Editoriale

Se la ditta diventa Spa

di Tommaso Cerno -


di TOMMASO CERNO

Dopo essersi diviso sulla gestazione ora il PD si divide sulla leadership. E arriva la figura molto progressista del segretario per altri, Stefano Bonaccini, con un acronimo Spa che sembra una evoluzione della vecchia Ditta di Bersani e soci. Va fatta una premessa: in un partito con una storia normale una grande area moderata che si confronta con la componente più idealista è un valore aggiunto e può portare, come ci insegna la storia politica di Silvio Berlusconi, a un allargamento della base elettorale. Ma noi stiamo palando di un partito che dalla sua fondazione, nel 2007, non ha ancora invertito il maleficio che si è manifestato tutte le volte che un nuovo segretario sedeva al Nazareno.

In grande sintesi, da Walter Veltroni a Elly Schlein la storia si ripete: primarie aperte e grande partecipazione emotiva e culturale in una specie di campagna elettorale senza avversari, l’elezione del prescelto o della prescelta e poi la sconfitta alle elezioni politiche.

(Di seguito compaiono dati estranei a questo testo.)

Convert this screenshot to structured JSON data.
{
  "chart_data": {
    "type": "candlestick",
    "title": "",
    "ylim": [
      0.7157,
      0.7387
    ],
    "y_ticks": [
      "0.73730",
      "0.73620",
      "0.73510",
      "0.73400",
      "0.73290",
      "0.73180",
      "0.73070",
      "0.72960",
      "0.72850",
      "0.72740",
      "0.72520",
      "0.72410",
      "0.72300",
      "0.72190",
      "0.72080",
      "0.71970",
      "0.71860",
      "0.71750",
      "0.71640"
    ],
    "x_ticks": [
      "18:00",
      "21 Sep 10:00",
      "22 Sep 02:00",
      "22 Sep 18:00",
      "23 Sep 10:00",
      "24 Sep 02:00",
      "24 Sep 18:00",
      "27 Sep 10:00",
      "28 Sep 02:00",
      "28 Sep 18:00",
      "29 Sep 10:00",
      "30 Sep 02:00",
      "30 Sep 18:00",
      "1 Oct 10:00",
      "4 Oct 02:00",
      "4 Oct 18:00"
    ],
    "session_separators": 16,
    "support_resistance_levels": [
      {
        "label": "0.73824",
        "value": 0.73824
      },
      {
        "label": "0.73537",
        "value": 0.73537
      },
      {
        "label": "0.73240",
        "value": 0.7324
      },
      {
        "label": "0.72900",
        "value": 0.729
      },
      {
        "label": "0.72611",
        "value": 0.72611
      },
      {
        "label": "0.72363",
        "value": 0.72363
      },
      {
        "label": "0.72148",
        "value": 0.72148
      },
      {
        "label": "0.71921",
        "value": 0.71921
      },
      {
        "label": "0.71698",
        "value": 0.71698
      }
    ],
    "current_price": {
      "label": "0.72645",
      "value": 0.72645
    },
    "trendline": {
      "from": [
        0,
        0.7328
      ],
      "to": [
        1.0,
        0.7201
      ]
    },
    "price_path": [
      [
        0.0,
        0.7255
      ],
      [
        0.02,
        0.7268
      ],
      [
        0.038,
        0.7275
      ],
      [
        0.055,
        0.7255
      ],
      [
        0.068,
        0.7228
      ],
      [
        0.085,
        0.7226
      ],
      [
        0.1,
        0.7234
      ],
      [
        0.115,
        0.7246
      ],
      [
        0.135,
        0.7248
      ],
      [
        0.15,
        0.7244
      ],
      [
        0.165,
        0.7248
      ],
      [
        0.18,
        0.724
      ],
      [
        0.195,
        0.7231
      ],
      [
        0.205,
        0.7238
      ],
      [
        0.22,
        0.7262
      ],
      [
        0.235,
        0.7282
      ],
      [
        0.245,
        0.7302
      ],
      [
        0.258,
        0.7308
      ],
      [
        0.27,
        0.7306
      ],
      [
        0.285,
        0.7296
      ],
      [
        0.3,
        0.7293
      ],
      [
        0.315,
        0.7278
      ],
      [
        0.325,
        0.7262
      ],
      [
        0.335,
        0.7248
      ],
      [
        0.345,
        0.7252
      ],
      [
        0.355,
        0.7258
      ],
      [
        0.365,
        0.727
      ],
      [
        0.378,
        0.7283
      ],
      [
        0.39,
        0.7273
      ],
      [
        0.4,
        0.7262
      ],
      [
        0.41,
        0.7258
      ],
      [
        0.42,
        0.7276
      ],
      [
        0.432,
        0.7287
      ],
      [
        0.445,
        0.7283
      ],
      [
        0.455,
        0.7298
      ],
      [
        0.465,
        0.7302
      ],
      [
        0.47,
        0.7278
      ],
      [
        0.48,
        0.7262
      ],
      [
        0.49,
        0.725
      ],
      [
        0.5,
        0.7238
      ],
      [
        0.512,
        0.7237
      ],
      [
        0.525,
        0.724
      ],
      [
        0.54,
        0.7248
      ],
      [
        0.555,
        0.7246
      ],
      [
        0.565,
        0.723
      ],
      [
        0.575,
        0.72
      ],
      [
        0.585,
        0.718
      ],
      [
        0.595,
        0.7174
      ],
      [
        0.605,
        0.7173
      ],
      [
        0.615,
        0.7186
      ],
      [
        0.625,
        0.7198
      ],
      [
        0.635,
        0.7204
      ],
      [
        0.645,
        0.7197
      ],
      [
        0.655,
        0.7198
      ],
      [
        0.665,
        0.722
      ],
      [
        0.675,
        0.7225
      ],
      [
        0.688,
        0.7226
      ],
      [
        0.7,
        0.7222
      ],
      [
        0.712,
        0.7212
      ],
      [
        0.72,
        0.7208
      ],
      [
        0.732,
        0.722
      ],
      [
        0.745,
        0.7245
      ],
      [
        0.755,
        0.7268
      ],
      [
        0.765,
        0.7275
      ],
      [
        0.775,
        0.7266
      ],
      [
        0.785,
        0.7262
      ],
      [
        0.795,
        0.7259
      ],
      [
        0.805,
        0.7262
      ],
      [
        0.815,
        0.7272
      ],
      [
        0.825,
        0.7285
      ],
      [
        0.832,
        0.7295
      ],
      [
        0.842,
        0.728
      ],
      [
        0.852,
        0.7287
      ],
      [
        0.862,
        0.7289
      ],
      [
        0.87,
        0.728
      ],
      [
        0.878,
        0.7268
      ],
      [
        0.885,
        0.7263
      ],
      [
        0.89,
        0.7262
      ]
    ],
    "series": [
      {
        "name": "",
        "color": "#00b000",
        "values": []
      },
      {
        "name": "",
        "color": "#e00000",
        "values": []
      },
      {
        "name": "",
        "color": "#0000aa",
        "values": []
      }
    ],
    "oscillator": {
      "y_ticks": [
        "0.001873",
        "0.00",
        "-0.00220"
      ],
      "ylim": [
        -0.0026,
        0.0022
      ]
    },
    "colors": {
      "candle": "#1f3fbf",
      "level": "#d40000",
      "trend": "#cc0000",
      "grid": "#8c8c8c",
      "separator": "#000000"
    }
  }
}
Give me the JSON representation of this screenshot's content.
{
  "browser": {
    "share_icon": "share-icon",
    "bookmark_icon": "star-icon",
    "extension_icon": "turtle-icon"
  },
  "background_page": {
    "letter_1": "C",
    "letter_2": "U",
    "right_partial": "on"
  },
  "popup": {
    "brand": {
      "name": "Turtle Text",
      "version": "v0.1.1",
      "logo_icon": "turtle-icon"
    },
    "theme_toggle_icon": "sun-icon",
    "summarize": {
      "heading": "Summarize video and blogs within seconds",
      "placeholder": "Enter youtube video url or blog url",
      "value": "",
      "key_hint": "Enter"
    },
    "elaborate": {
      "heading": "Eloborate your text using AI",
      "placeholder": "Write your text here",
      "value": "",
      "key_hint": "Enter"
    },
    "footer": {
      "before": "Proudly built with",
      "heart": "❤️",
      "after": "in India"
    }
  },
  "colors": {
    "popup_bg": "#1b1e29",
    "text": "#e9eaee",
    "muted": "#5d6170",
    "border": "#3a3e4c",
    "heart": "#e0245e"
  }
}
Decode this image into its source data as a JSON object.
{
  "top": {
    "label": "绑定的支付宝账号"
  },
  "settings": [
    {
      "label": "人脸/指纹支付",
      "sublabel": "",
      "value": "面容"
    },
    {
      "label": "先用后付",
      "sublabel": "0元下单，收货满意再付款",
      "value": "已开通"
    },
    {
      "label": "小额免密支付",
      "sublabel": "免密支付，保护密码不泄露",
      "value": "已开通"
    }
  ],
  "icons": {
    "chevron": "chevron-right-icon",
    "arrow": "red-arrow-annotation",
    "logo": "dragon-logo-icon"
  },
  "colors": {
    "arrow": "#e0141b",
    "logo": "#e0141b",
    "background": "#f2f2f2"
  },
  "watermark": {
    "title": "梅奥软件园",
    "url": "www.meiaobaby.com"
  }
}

Non serve essere il dottor House per capire che di fronte a questi sintomi che si ripetono la diagnosi non può essere così semplice. Il problema di Elly, tuttavia, è una complicazione ulteriore del quadro clinico della sinistra progressista ufficiale. Avvengono due fatti nuovi durante la sua elezione a segretario del Pd.

Il primo è che stavolta non vince nei gazebo il candidato ufficiale, c’è una tale voglia di dare un segnale di cambiamento a quella classe dirigente che ha scelto di andare al governo per un decennio senza poter attuare una virgola del proprio programma che di fronte all’accordo fra i dirigenti e i big dei Dem che scelgono in massa Stefano Bonaccini, come un effetto paradosso, quella domenica mattina il popolo della sinistra che va a votare lo boccia e promuove Schlein. Secondo, le elezioni politiche sono lontane mentre il primo appuntamento alle urne, quello vicino, sono le Europee.

Questo significa che per la prima volta il Pd non può utilizzare l’effetto magnetico del partito più grande dell’opposizione per costruire alleanze, anche indigeste ai big, ma molto sentite dai parlamentari in carica negli altri partiti che combattono il governo Meloni perché profumano di seggi e possibile vittoria di massa. No, stavolta dopo aver chiesto il voto per la leadership la partita si gioca tutta dentro el mura del Nazareno, perché alle Europee c’è un sistema proporzionale e il Pd deve farcela da solo. Ed ecco che in questo quadro clinico impazzito Stefano Bonaccini può giocare un ruolo inedito nella storia del Partito democratico.

Ha due assi nella manica: con lui stanno schierati da tempi non sospetti ibig che avevano scommesso sulla sua vittoria e che numericamente hanno vinto la corsa alla segreteria nelle sezioni, le stesse con cui Schlein oggi deve fare i conti da segretario. E poi Bonaccini rappresenta il martire naturale di questo governo, che ha non solo scelto il generale Figliuolo al suo posto per ricostruire l’Emilia alluvionata ma ha lasciato intendere che la ragione è politica e che mentre di Elly Schlein non ha paura nessuno, di un Bonaccini munito di due e fischia miliardi di euro avevano paura tutti.

E così è nato il segretario per altri che divide il Pd e fa il verso a quella gestazione per altri che l’aveva spaccato in Parlamento. Ironia della sorte, l’acronimo di questa inedita carica è Spa, e sembra l’evoluzione naturale della famosa Ditta di bersaniana memoria che sta già ragionando di come pesare di nuovo nel Correntone che da qualche ora anima i dem.